Most machine learning systems explicitly or implicitly employ Occam's razor. In addition to its almost universal use in machine learning, the principle of Occam's razor is widely accepted in general scientific practice. That this has persisted, despite Occam's razor being subjected to extensive philosophical, theoretical and empirical attack, suggests that these attacks have not been found persuasive.
On the philosophical front, to summarize Bunge , the complexity of a theory (classifier) depends entirely upon the language in which it is encoded. To claim that the acceptability of a theory depends upon the language in which it happens to be expressed appears indefensible. Further, there is no obvious theoretical relationship between syntactic complexity and the quality of a theory, other than the possibility that the world is intrinsically simple and that the use of Occam's razor enables the discovery of that intrinsic simplicity. However, even if the world is intrinsically simple, there is no reason why that simplicity should correspond to syntactic simplicity in an arbitrary language.

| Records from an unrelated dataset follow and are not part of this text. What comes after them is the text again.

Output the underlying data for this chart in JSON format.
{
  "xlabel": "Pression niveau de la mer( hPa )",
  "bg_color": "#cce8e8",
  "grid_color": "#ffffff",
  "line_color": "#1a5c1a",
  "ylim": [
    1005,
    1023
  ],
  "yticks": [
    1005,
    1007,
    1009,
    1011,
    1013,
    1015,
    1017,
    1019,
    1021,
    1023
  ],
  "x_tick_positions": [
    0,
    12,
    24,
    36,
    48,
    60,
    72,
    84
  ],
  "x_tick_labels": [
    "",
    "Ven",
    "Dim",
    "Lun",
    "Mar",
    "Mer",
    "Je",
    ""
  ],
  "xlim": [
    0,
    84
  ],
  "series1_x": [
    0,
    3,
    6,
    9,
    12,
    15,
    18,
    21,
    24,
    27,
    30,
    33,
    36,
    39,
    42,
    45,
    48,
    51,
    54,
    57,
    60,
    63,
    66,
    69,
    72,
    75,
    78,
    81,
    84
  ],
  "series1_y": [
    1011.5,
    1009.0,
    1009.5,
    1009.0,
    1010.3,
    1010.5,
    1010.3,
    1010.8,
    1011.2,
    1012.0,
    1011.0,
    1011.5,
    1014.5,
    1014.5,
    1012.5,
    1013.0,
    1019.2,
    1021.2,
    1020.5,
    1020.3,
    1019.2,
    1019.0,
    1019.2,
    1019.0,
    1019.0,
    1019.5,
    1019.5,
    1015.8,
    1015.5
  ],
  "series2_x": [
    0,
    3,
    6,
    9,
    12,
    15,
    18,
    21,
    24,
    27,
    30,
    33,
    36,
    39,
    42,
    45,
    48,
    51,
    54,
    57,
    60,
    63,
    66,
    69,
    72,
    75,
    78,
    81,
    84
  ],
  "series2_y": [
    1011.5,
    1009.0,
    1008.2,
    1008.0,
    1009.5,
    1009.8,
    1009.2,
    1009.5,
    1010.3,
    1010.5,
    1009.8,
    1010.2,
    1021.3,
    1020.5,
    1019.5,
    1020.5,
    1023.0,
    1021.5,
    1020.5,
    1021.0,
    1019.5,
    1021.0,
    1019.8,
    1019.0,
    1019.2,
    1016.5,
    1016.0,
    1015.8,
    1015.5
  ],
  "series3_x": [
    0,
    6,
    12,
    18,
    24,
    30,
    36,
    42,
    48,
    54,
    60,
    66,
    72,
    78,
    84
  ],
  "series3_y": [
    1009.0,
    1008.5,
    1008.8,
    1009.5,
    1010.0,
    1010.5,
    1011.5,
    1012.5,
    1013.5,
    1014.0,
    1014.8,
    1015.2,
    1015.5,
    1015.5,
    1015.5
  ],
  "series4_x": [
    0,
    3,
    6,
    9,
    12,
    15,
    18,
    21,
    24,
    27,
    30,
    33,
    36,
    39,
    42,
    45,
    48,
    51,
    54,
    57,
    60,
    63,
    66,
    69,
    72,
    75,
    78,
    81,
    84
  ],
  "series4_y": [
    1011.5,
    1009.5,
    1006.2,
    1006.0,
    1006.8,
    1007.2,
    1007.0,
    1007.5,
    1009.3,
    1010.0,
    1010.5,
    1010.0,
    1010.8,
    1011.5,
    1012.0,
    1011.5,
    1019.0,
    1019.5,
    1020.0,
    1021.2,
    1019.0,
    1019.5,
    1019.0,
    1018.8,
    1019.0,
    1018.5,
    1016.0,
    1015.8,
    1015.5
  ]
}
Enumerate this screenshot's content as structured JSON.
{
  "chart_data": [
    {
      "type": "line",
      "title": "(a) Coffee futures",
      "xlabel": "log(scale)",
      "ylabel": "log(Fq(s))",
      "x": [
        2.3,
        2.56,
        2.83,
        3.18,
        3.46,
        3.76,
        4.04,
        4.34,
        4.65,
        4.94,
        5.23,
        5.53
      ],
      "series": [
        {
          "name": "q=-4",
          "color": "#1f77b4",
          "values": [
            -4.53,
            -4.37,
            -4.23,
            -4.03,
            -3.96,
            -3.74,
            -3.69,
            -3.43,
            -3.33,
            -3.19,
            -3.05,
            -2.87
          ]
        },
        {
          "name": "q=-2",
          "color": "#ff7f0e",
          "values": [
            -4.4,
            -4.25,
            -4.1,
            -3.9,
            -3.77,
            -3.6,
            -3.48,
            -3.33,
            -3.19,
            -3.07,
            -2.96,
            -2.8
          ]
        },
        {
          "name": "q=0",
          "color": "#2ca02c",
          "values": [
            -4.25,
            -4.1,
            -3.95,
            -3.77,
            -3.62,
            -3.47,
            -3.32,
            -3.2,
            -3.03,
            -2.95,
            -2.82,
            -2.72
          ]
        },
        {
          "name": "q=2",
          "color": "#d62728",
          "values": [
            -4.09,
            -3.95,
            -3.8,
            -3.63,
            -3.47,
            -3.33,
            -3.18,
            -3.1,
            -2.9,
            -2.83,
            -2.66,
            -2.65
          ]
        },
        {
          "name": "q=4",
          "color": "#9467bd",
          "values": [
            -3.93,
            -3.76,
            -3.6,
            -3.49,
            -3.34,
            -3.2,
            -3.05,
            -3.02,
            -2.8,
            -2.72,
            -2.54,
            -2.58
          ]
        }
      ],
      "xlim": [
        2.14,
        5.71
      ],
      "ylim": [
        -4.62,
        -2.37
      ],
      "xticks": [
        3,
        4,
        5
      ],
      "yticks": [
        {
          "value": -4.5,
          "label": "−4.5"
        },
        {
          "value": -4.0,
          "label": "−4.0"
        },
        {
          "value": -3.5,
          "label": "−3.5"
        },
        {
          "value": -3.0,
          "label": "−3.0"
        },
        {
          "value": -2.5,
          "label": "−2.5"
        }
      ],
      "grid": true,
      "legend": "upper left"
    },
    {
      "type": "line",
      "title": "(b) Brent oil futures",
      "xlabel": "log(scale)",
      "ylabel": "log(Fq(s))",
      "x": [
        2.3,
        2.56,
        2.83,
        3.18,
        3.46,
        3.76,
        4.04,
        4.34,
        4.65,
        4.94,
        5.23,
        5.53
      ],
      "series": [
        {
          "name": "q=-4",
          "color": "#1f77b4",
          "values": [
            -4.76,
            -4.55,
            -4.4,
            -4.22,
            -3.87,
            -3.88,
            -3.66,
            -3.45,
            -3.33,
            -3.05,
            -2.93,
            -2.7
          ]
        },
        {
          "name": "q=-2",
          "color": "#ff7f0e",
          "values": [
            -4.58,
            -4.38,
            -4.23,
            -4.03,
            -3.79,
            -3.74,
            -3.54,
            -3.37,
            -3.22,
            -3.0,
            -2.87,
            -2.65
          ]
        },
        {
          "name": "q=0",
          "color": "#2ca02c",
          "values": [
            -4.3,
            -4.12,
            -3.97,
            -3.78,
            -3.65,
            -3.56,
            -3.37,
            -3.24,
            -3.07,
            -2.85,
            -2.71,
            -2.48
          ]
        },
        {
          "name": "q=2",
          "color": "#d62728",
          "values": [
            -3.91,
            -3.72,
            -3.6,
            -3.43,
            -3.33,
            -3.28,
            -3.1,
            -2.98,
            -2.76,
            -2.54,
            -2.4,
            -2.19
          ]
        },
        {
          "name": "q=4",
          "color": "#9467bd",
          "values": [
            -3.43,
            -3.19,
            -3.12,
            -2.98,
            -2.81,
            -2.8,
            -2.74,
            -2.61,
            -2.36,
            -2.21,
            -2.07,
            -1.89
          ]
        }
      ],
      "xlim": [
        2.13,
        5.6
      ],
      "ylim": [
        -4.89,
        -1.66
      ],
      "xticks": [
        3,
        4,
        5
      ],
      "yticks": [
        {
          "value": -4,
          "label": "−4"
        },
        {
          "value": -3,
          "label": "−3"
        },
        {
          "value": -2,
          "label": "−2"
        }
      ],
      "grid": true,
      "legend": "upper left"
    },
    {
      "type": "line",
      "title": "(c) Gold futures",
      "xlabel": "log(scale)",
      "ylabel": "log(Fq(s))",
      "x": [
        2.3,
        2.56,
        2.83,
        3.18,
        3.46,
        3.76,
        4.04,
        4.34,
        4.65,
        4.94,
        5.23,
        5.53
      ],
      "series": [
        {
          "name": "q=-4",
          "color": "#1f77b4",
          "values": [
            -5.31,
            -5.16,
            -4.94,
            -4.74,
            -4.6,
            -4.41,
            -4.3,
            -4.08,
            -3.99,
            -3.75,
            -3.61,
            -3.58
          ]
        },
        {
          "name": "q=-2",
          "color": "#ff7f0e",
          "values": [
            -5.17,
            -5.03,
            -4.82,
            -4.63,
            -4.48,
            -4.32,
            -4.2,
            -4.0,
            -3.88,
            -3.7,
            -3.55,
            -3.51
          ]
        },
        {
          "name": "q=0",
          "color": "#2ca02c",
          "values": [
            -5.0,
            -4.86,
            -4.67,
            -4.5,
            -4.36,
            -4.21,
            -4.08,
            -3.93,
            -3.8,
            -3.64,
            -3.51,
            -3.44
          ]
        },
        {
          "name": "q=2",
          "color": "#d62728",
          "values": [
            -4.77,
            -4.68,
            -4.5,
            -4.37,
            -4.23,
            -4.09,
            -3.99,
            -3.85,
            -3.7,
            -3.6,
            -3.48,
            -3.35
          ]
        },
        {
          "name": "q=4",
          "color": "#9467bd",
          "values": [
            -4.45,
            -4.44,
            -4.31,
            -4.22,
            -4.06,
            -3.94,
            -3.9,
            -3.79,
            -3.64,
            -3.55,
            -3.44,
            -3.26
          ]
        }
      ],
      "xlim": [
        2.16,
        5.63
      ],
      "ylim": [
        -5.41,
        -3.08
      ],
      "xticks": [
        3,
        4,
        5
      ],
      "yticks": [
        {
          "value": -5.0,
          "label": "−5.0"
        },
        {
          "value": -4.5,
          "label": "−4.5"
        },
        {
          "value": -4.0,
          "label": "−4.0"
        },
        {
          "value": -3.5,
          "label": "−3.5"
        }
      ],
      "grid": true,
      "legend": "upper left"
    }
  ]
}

To merely state that a less complex explanation is preferable does not specify by what criterion it is preferable. The implicit assumption underlying much machine learning research appears to be that, all other things being equal, less complex classifiers will be, in general, more accurate [Blumer, Ehrenfeucht, Haussler, and Warmuth, 1987, Quinlan, 1986]. It is this Occam thesis that this paper seeks to discredit.
On a straight-forward interpretation, for a syntactic measure to be used to predict expected accuracy appears absurd. If two classifiers have identical meaning (such as IF 20<=AGE<=40 THEN POS and IF 20<=AGE<=30 OR 30<=AGE<=40 THEN POS) then it is not possible for their accuracies to differ, no matter how greatly their complexities differ. This simple example highlights the apparent dominance of semantics over syntax in the determination of predictive accuracy.